Neonatal “physiologic jaundice”
This transient condition is the most common cause of
unconjugated hyperbilirubinemia due to:
o Destruction of fetal Hb and replacement by adult Hb.
o It results from an accelerated hemolysis around the time of
birth and an immature hepatic system: for the uptake,
conjugation, and secretion of bilirubin
Appears during the 3
rd
to the 10
th
day of life.
Moderate anemia and hyperbilirubinemia.
The child looks normal, feeds well.
A slight skin and mucous membranes discoloration.
More common in premature children.
Urine and stool color is slightly deeper than normal.
Kernicterus, could develop in some sever cases which can
cause mental retardation.
Phenylalanine metabolism
Phenylalanine is an essential AA from which tyrosine is
formed by the action of the enzyme phenylalanine
hydroxylase.
Tyrosine is then used in the synthesis of many essential
metabolic products such as:
thyroid hormones, melanin (the main pigment for the skin
,eyes and hair), and adrenaline and dopamine
(dihydroxyphenylalanine) which are the main
neurotransmitters in the central nervous system.

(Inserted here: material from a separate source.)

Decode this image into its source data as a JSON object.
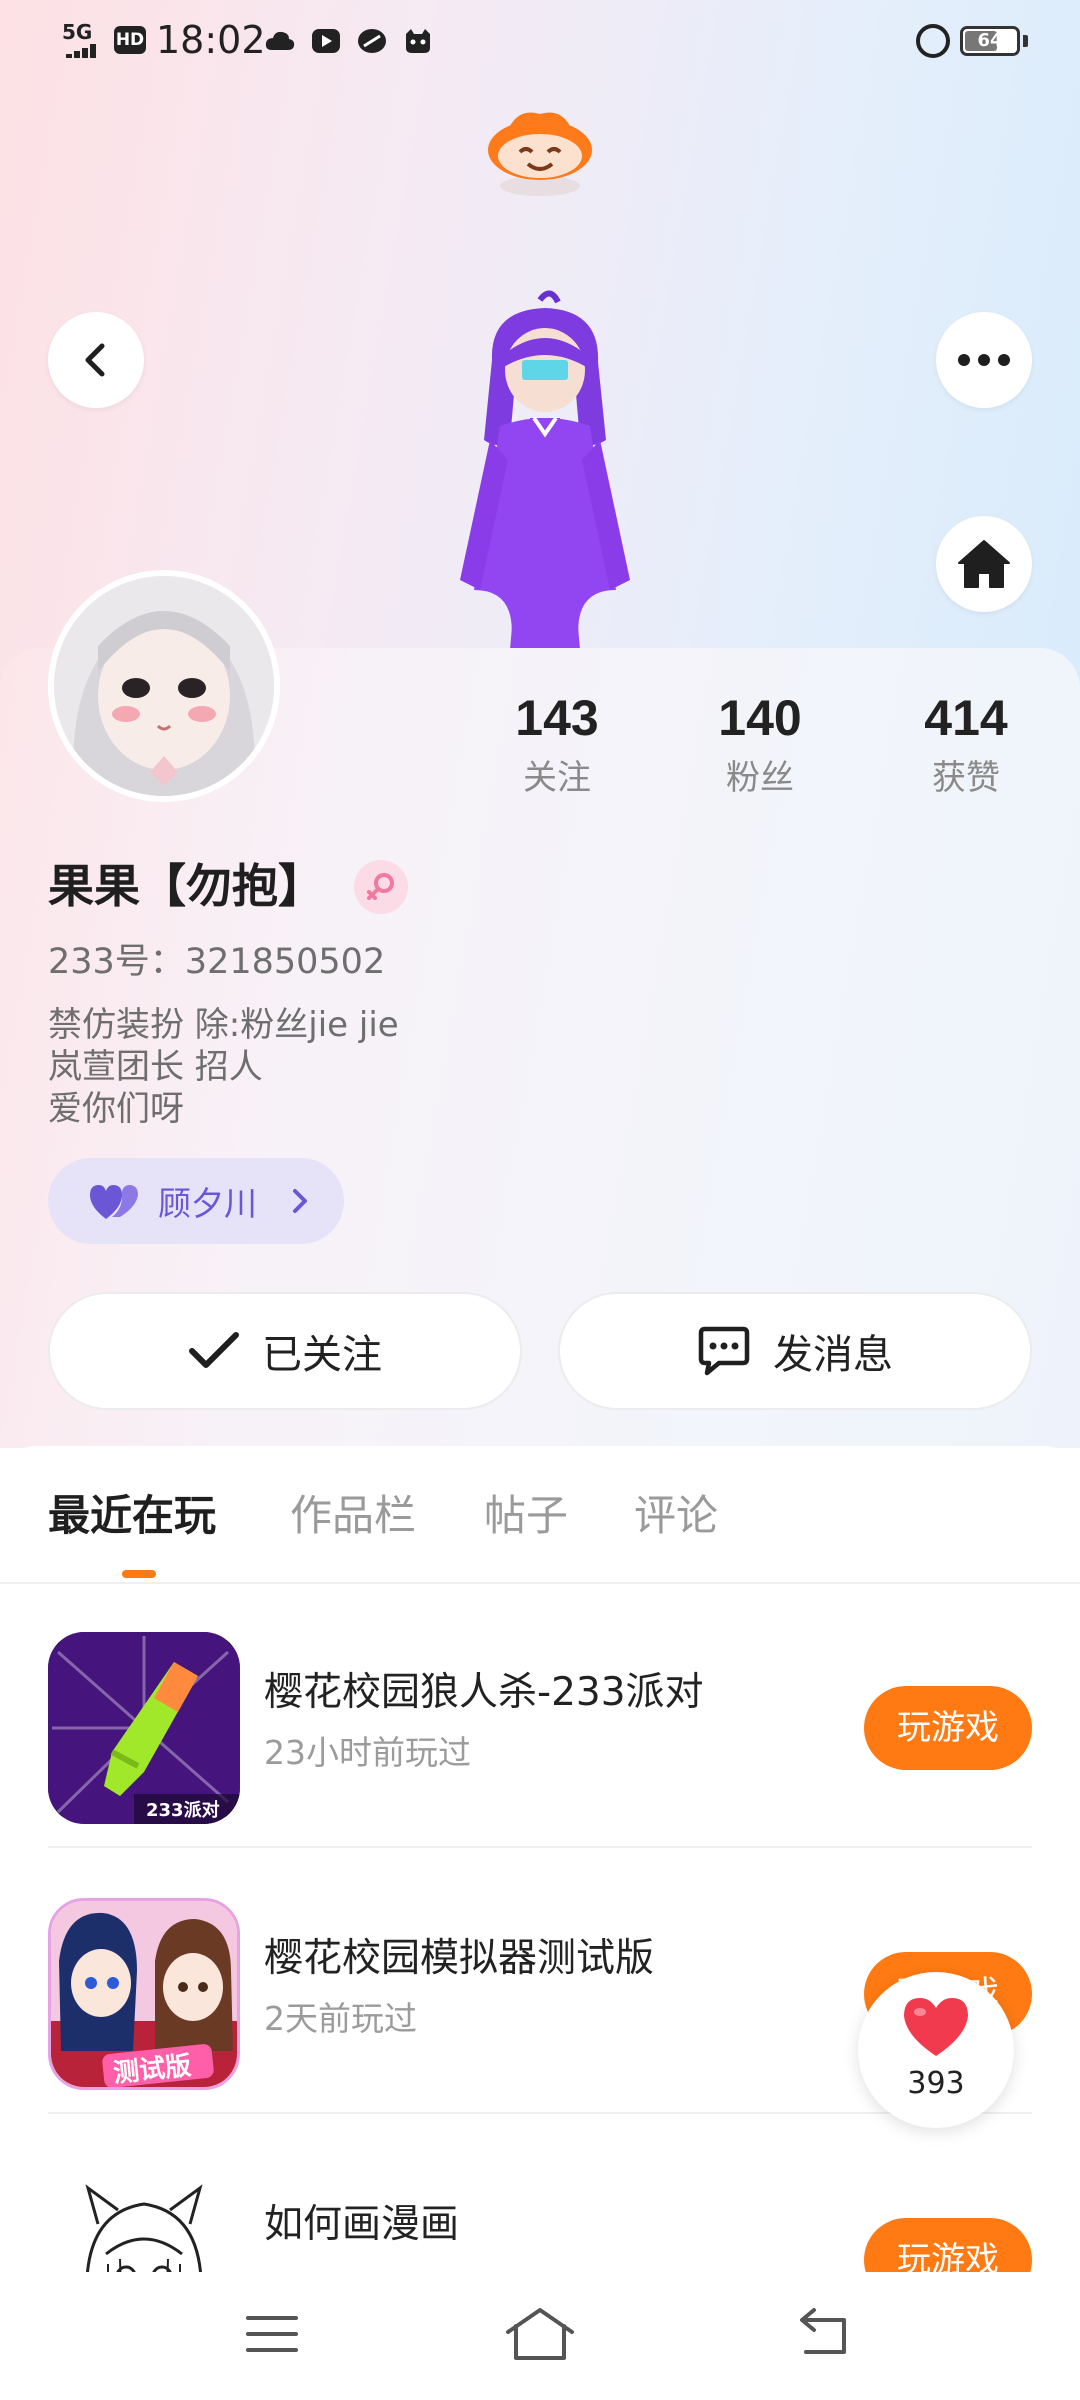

Inherited enzymatic abnormalities in the pathway of the
AA phenylalanine will led to special clinical abnormalities:
Phenylketonuria:
This condition is caused by an abnormality of the
phenylalanine hydroxylase enz. System, which catalysis the
conversion of phenylalanine to tyrosine.
If this pathway is blocked or decreased then
Phenylalanine is converted into phenylketons and pyruvic acid
which then execrated in the urine together with phenylalanine.

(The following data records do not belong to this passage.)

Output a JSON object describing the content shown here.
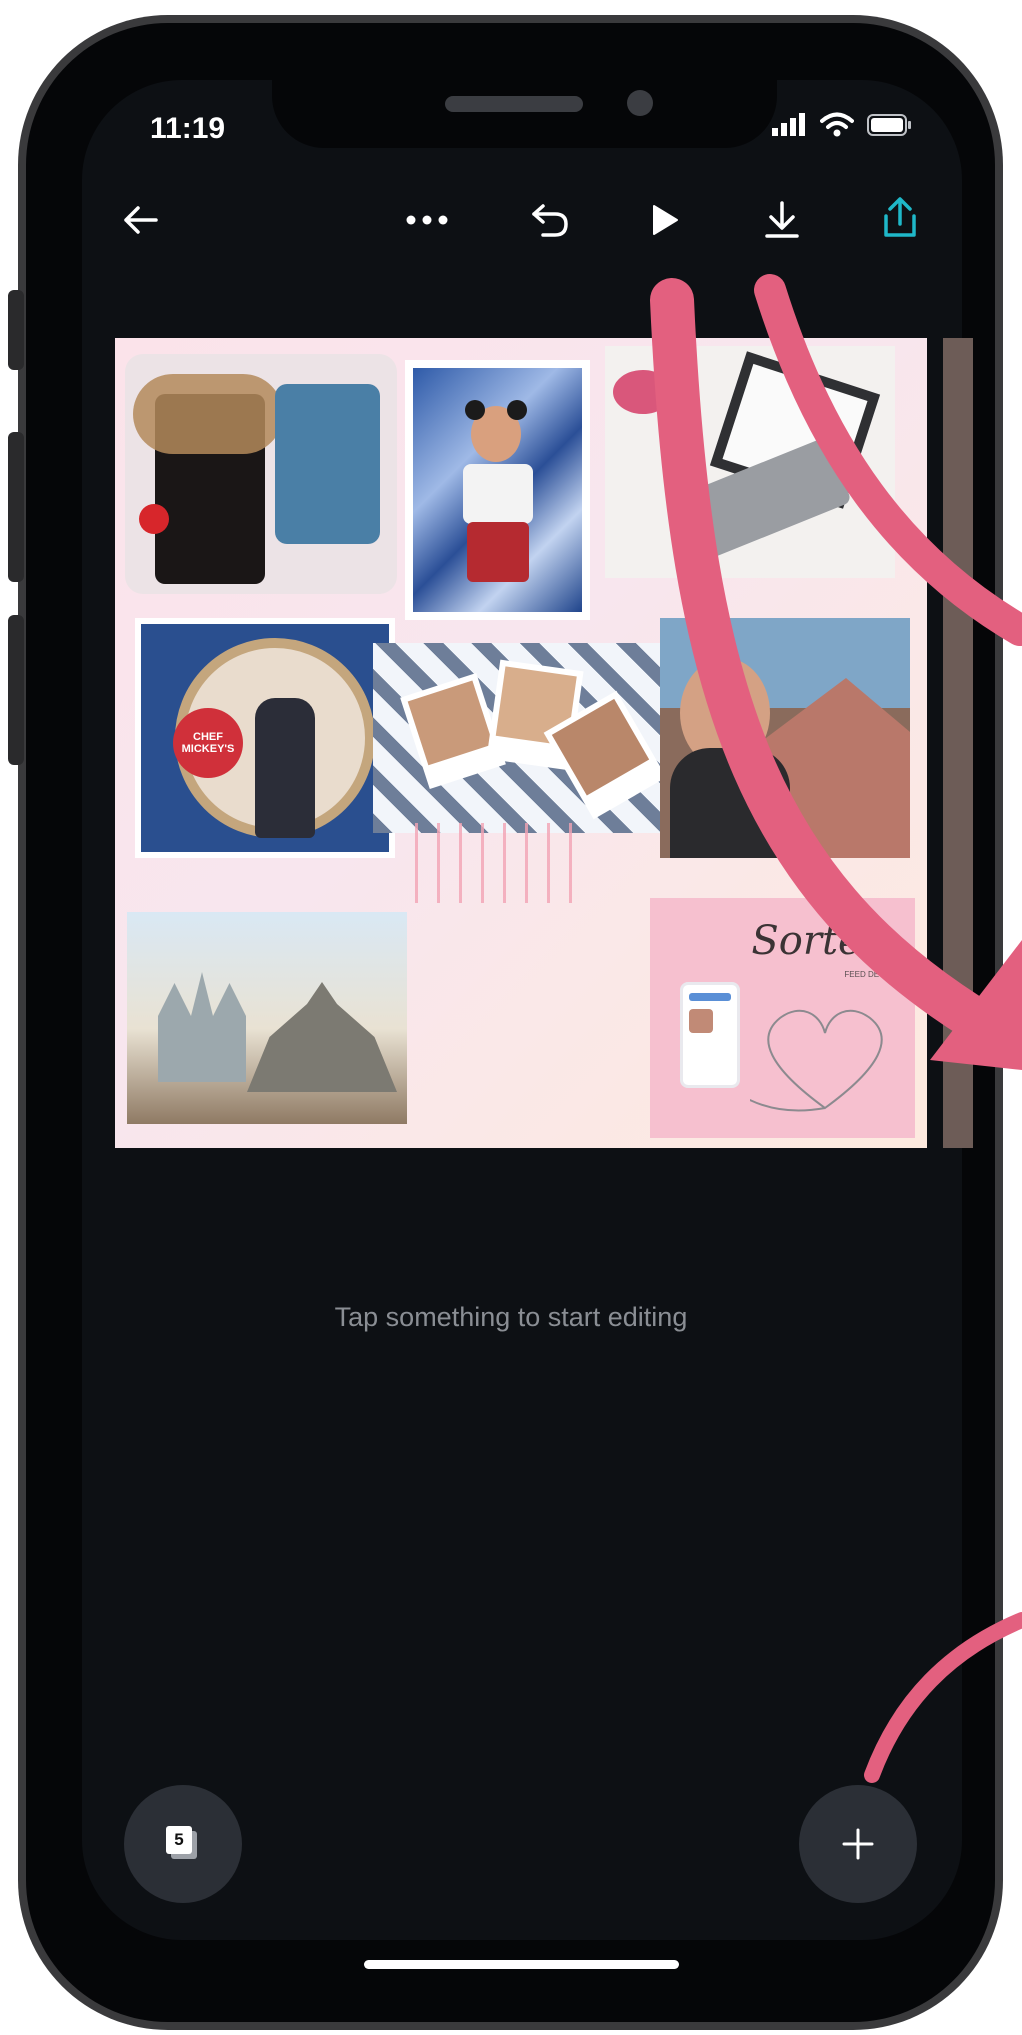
{
  "status_bar": {
    "time": "11:19"
  },
  "toolbar": {
    "icons": {
      "back": "arrow-left-icon",
      "more": "more-dots-icon",
      "undo": "undo-icon",
      "play": "play-icon",
      "download": "download-icon",
      "share": "share-upload-icon"
    },
    "accent_color": "#1fb8c9"
  },
  "canvas": {
    "sticker_title": "Sorteio",
    "sticker_subtitle": "FEED DE GIRL",
    "badge_text": "CHEF MICKEY'S"
  },
  "hint_text": "Tap something to start editing",
  "pages_button": {
    "count": "5"
  },
  "add_button": {
    "icon": "plus-icon"
  },
  "annotation_color": "#e3607f"
}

On the other hand there will be a shortage or absence of
tyrosine in the body which will led to different pathologies.
The disease acquired its name from the recognition of this
phenyl Kenton in the urine.
The disease affects many neo-born babies causing brain
damage if not treated within few weeks.
Screening of neo-born infants is carried out in many countries
to detect cases early:
The urine is turned olive-green on the addition of FeCl3 to the
urine sample.
The clinical features are
1) Irritability
2) Feeding problems and vomiting.
3) Fits in the first few weeks of life.
Febrile fits: Encephalitis, meningitis, urinary tract infections
Respiratory tract infection.
4) Mental retardation develops between 4-6 months.
5) Generalized eczema in many cases.
6) Reduced melanin formation: many patients have a pale skin,
fair hair and blue eyes.
7) Babies exposed in utero to a high levels of phenylalanine of
diseased mothers may be mentally retarded and show other
congenital abnormality even though they are themselves are
not phenylketonuric (Maternal Phenylketonuria )
Management
The aim of management: is to lower blood phenylalanine
levels by giving a low phenylalanine diet.

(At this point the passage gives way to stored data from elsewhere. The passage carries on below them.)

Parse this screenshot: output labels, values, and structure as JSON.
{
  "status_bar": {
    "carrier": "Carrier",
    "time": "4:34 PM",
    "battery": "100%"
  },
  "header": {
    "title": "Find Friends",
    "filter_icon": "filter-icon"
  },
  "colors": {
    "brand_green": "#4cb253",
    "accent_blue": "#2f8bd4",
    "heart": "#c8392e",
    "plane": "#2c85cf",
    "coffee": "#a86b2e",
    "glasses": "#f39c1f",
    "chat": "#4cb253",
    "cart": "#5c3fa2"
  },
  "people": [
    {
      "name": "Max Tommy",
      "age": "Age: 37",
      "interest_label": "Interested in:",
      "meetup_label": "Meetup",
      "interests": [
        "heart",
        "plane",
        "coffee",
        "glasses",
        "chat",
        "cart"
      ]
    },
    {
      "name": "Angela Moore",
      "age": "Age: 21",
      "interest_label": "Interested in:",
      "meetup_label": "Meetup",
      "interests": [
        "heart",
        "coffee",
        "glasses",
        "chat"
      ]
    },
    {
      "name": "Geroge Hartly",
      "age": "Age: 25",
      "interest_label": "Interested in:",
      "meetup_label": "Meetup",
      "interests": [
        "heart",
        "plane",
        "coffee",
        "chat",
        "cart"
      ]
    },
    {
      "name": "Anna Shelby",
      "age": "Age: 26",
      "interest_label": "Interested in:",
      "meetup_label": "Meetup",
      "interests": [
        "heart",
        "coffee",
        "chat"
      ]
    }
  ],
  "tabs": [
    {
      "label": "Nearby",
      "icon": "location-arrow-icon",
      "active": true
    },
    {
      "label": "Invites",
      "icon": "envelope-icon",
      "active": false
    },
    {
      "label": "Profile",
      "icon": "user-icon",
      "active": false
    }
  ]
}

Such treatment is difficult, expensive for the patient & parents.
Tyrosine must be included in the diet as it is the precursor of
many important metabolites.
Heterozygous Phenylketonuria is clinically normal but may be
detected by biochemical tests.
9
Alkaptonuria
Alkaptonuria: is an inherited deficiency of Homogentisic acid
oxidase results in excretion of large amounts of alkapton in
urine.
Homogentisic acid accumulates in blood, tissues.
Oxidation and polymerization of this substance produce the
pigment alkapton which has a deep black color similar to that
of melanin.
Deposition of these pigments in cartilages may cause joint
disease and may be visible as darkening of the ears.
Patients pass black urine if it is alkaline, or the urine will
be dark as it becomes more alkaline on standing.
These findings may be absent in significant number of
cases and often first noticed by the mother who is worried
about the napkins which only becomes black when
washed in alkaline soaps or detergents.
This condition is compatible with normal life span and
treatment is unnecessary but arthritis is common in old age
patients.
Heterozygote are not detectable by clinical or by biochemical
findings.
Late in the disease, there is artheritis and connective tissue
pigmentation due to oxidation of homogentisate to
benzoquinone acetate which polymerizes and binds to
connective tissue.
Albinism (Absence of melanin pigment)
A deficiency of tyrosinase in melanocytes causes albinism.
The patient lacked pigmentation in the skin hair and iris.
The eyes appear pink, acute photosensitivity occurs because of
lack of melanin pigment in the skin and eyes.